What You Choose to Take

by Kelli Trapnell

You first hear about the wildfire on the old kitchen radio, the serious “district warning” messages sounding too similar to the old War of the Worlds broadcast you listened to in Alternative Forms of American Literature, the class at Penn where you first met your husband six years ago, to truly hold your attention. The warnings become a peaceful white noise, like the sound of the Texas flag ripping in the wind outside the front door of your one story Colonial-style three-bedroom house out in Conroe, the one with the view of the suburb's man-made creek that you had been hoping you and your husband would be able to afford a year ago when you made your first down-payment.

            You're standing in the kitchen, finishing the dishes from dinner. You've got the window over the sink open—you like to feel the hot, dry breeze flick your bangs away from your sticky forehead. You like how the sweet, summer smell of drying grass blends with the tang of the lemon dishwashing soap you use. In the other room, your husband sprawls across the impossibly comfortable red linen couch you've had since your freshman year of college, watching the beginning of an Astros home game and drinking his nightly bottle of Rolling Rock. Your baby boy is already down for the night; your husband tucked him into his crib at seven, and no unusual noises are coming from the baby monitor you wear clipped to the pocket of your favorite low-rise jeans.

            You walk barefoot into the hallway, where your husband's most recent bucks stare at you from the walls, then you cross into the living room, where he is grumbling at the TV.

            “What's the matter? ‘Stros losing?” you ask.

            “No, we're actually winning for once,” says your husband. “It's these damn wildfire announcements. Keep interrupting the game.”

            He reaches out to you and smiles, and you slide into his arms. You don't have to tell each other—your husband's I Love You is in the way he holds you close, so that you can feel him breathing. Your I Love You is the fact that you don't have to move away; with anyone other than your husband, you are uncomfortable with too much physical contact. Together, you sit and listen absently to the fire report.

            “…twenty home evacuations already taking place in east Conroe, fires moving at reported speeds of 10 miles per hour. Anyone in the Conroe area should consider possibility of home evacuation. Stay tuned for more updates. Now back to our regular programming.”

            You watch as a slick black sedan cruises along a curving highway somewhere hilly and picturesque.

            “Commercials. Of course,” says your husband. You kiss him on the temple and get up from the couch. Something about the fire warning feels urgent, relevant to you, but you tell yourself this is that anxiety that the therapist has been warning you about since you had your son.

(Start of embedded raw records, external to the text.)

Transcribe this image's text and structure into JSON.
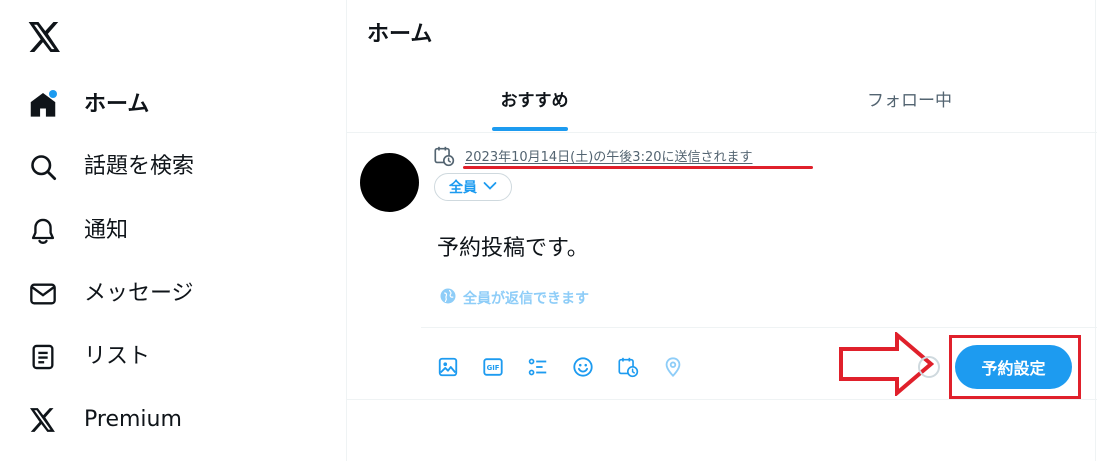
{
  "sidebar": {
    "logo": "x-logo-icon",
    "items": [
      {
        "label": "ホーム",
        "icon": "home-icon",
        "active": true,
        "has_dot": true
      },
      {
        "label": "話題を検索",
        "icon": "search-icon",
        "active": false
      },
      {
        "label": "通知",
        "icon": "bell-icon",
        "active": false
      },
      {
        "label": "メッセージ",
        "icon": "mail-icon",
        "active": false
      },
      {
        "label": "リスト",
        "icon": "list-icon",
        "active": false
      },
      {
        "label": "Premium",
        "icon": "x-logo-icon",
        "active": false
      }
    ]
  },
  "main": {
    "title": "ホーム",
    "tabs": [
      {
        "label": "おすすめ",
        "active": true
      },
      {
        "label": "フォロー中",
        "active": false
      }
    ]
  },
  "compose": {
    "schedule_text": "2023年10月14日(土)の午後3:20に送信されます",
    "audience_label": "全員",
    "post_text": "予約投稿です。",
    "reply_setting": "全員が返信できます",
    "toolbar_icons": [
      "image-icon",
      "gif-icon",
      "poll-icon",
      "emoji-icon",
      "schedule-icon",
      "location-icon"
    ],
    "schedule_button_label": "予約設定"
  },
  "colors": {
    "accent": "#1d9bf0",
    "annotation_red": "#e0202b",
    "text_primary": "#0f1419",
    "text_secondary": "#536471"
  }
}
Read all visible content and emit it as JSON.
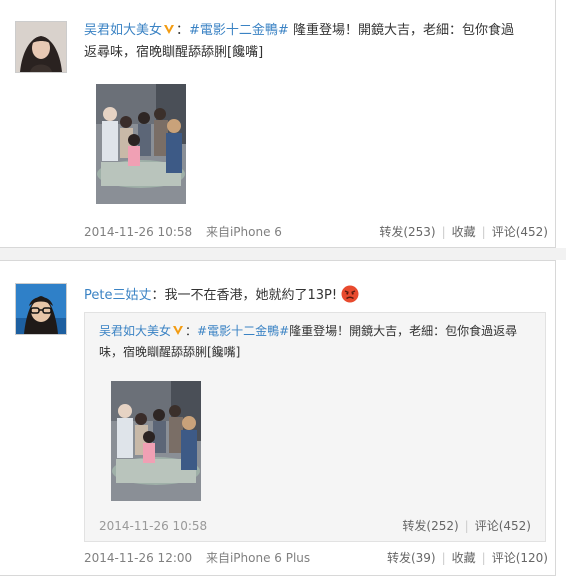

            That's when you notice the crackling noise, almost as faint as the radio, almost as violent as the snap of the flag out front. You take a deep breath. Smoke.

            You yell for your husband, and he leaps up from the couch. The house is getting warmer, yes, and the smoke is building, but your husband insists that you have enough time to get everything you need in order before you have to evacuate. You immediately call 911 and you rush to your son's room.

            As you run down the hallway, you realize the smoke is getting thicker, the closer you get to the door. Your heart speeds up and stops all at once: the crackling, you realize is also coming from the baby monitor on your hip. Smoke is trailing out from beneath the door. You instinctively grab for the doorknob, but it burns your skin and you cry out. Your husband comes running.

            “Watch out!” he yells at you, and pushes you aside. You listen as your husband tries to kick down the door, but the only noises coming from the nursery are the laughing flames. Oddly, you think of your husband's work papers in the office, of your favorite books and photos. The things you know you can still save, if you get to them in time. You fight the urge to run and scoop them up, to cradle them in your arms.

            Your husband breaks down the door and is immediately swallowed in a gasp of flame. He screams and you run for the blanket in the living room. Past him, you can see that the entire room is alive with flames, stifled in black smoke. You have to drag your burning husband away from the nursery, out into the back yard, across the small creek. Together, you watch as your future collapses in on itself, groaning with the wooden support beams of the house, with your husband's shaking sobs. You do not cry. In your arms, you clutch a copy of your favorite book, and your first family photo album. You look at your husband, who is too hot to touch, his skin rubbed and pink and shiny and taut, his eyebrows and hair singed off, and you wonder why you do not cry. The faint crackle of the flames still comes through the baby monitor that is still attached to your hip, then there's a noise like a pop, and you know the other monitor, the receiver has melted. You sit and watch the smoldering mass of flames that was your house buckle and splinter into a pile of firewood, even as the firefighters arrive to rescue you from yourselves.